I then take another look around the room and I realize that Lisa, Julie, Stephanie, and even Lilyana's mom never thought this would happen to them. This is not supposed to be their life.
And so I come to grips with the fact that this is my life.
4 comments:
As I sit here and read your thoughts with tears streaming down my cheeks, I don't know what I could say, other than to let you know how much we love you and your family. Our thoughts and prayers are continually with you.
wow, Mauri. I sit here weeping and just wishing there were something I could say or do that would help. Wishing if nothing else I could magically make your dishes and laundry do themselves (you certainly shouldn't feel guilty about those things!) Though I haven't been in the NICU for any of my babies, I have been to several NICUs and witnessed much of what you shared...I can't comprehend what it would be like putting the life you imagined on hold. Lonely, scared, lots of questions without definite answers... KNOW that you are an AMAZING mother and wife to your sweet family and especially Tanzi in her time of need. You are doing a beautiful job balancing all that is on your plate right now. We love you all SO much and will continue to keep you in our thoughts and hearts and prayers.

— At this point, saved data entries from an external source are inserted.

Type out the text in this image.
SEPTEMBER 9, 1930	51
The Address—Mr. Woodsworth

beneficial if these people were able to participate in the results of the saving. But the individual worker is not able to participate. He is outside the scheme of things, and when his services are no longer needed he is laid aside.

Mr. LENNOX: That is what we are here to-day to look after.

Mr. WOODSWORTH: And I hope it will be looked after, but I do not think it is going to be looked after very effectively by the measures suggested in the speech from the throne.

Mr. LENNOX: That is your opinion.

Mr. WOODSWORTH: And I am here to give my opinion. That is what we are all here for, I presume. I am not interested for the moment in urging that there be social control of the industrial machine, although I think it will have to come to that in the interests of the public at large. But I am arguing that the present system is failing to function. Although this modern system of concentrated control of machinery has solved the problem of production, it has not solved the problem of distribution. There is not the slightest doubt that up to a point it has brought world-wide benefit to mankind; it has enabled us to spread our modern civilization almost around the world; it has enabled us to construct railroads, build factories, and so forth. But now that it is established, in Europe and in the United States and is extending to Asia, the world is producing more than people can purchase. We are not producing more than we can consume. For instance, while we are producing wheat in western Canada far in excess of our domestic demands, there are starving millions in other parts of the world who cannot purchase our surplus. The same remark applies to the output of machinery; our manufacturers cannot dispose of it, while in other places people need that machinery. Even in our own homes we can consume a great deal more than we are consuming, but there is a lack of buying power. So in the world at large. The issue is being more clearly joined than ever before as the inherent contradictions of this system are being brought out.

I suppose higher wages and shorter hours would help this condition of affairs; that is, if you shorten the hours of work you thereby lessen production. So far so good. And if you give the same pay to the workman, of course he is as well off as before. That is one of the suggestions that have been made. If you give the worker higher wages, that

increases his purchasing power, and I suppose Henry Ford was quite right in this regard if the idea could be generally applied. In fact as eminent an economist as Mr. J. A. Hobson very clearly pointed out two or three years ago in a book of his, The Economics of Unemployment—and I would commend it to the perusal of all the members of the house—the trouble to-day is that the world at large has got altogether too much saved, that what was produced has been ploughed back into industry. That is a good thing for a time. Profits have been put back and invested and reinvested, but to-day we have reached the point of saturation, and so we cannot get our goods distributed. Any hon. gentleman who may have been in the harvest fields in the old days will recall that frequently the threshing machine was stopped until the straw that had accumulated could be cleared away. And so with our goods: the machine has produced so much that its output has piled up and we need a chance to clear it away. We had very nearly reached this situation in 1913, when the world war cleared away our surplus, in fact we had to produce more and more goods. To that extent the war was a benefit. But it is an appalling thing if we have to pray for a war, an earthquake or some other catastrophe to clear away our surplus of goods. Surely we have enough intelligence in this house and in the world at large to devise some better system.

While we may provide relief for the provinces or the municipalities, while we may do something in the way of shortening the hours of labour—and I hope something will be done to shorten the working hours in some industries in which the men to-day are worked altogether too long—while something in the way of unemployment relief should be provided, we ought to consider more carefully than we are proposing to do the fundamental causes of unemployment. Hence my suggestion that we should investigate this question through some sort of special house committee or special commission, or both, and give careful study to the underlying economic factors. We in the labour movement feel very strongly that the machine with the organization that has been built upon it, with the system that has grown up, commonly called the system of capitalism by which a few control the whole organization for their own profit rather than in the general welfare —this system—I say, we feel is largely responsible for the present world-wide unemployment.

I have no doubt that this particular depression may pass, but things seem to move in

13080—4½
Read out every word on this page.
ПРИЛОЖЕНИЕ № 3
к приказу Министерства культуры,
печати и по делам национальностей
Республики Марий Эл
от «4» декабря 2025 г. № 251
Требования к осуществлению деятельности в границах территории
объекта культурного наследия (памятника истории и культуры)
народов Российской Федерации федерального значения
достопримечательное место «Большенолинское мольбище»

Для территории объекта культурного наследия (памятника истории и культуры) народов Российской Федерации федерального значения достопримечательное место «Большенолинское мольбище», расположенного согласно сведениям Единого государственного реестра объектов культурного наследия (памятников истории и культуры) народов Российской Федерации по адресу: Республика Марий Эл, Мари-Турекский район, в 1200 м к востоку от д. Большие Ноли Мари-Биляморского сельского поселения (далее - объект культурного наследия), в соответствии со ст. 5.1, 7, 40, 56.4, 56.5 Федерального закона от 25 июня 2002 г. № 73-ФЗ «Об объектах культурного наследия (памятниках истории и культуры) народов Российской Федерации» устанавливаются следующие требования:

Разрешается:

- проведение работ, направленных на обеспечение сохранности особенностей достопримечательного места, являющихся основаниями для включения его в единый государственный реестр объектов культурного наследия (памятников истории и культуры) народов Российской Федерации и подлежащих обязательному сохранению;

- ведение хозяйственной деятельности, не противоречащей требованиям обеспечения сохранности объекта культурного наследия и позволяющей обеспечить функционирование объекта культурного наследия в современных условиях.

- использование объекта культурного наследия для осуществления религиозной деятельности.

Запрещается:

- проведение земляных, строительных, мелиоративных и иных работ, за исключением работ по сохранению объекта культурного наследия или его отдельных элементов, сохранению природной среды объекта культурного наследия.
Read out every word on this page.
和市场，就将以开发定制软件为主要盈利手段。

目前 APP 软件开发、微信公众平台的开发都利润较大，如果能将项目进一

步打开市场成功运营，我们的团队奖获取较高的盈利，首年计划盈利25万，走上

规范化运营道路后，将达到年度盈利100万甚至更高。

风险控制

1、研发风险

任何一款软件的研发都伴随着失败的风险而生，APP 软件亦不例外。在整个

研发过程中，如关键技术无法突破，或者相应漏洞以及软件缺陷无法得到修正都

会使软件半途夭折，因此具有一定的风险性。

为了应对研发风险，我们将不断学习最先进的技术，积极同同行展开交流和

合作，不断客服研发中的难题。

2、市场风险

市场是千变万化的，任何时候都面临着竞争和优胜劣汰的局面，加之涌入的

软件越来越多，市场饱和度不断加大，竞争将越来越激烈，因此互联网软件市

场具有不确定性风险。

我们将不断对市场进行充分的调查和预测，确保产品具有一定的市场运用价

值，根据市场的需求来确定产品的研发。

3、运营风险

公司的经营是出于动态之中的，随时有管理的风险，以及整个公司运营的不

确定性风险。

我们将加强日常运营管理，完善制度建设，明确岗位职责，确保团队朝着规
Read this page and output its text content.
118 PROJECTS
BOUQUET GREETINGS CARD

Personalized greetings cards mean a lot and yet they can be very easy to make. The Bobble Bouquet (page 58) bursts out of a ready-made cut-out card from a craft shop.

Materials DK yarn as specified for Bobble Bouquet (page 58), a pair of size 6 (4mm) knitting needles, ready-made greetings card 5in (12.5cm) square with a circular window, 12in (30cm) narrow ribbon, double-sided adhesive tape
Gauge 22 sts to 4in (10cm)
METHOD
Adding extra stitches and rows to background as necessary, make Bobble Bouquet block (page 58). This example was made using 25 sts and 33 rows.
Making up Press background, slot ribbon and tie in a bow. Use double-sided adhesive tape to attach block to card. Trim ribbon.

I read this earlier and I have thought alot of you this afternoon. Might I remind you of some things you probably already know. I don't know you really well Mauri, but I do know the Allen family you must be one special person, with more strength than you know. For Gary to have chosen you to be his wife, I know you are a great person. I have read each day your blog of what has happened since Tanzi was born. I have been amazed by your ablitiy to handle this, you are amazing. I also know that the Lord knows you personally and He know what you can handle. He knew that you would be able to handle this for how ever long it takes for Tanzi to get better and come home to complete your family at this time. I write this with much love and prayers. YOU are an amazing woman, with the strength and ability to handle this. I know it must be hard with two little ones at home, but you are a wonderful mom and I agree with Amber, If the dishes don't get done for a few days, So what. Be strong and continue to love your family. The Lord will continue to strengthen you. good luck and you guys will be in my prayers.
I know how you feel about the cow part. Every time I feed Callen, Paxton says and signs cow!!! When I pump Taiz calls me a funny cow, because she'd been to a dairy and has seen milking cows! What a self-esteem builder my kids are:) We love you guys and are in our prayers.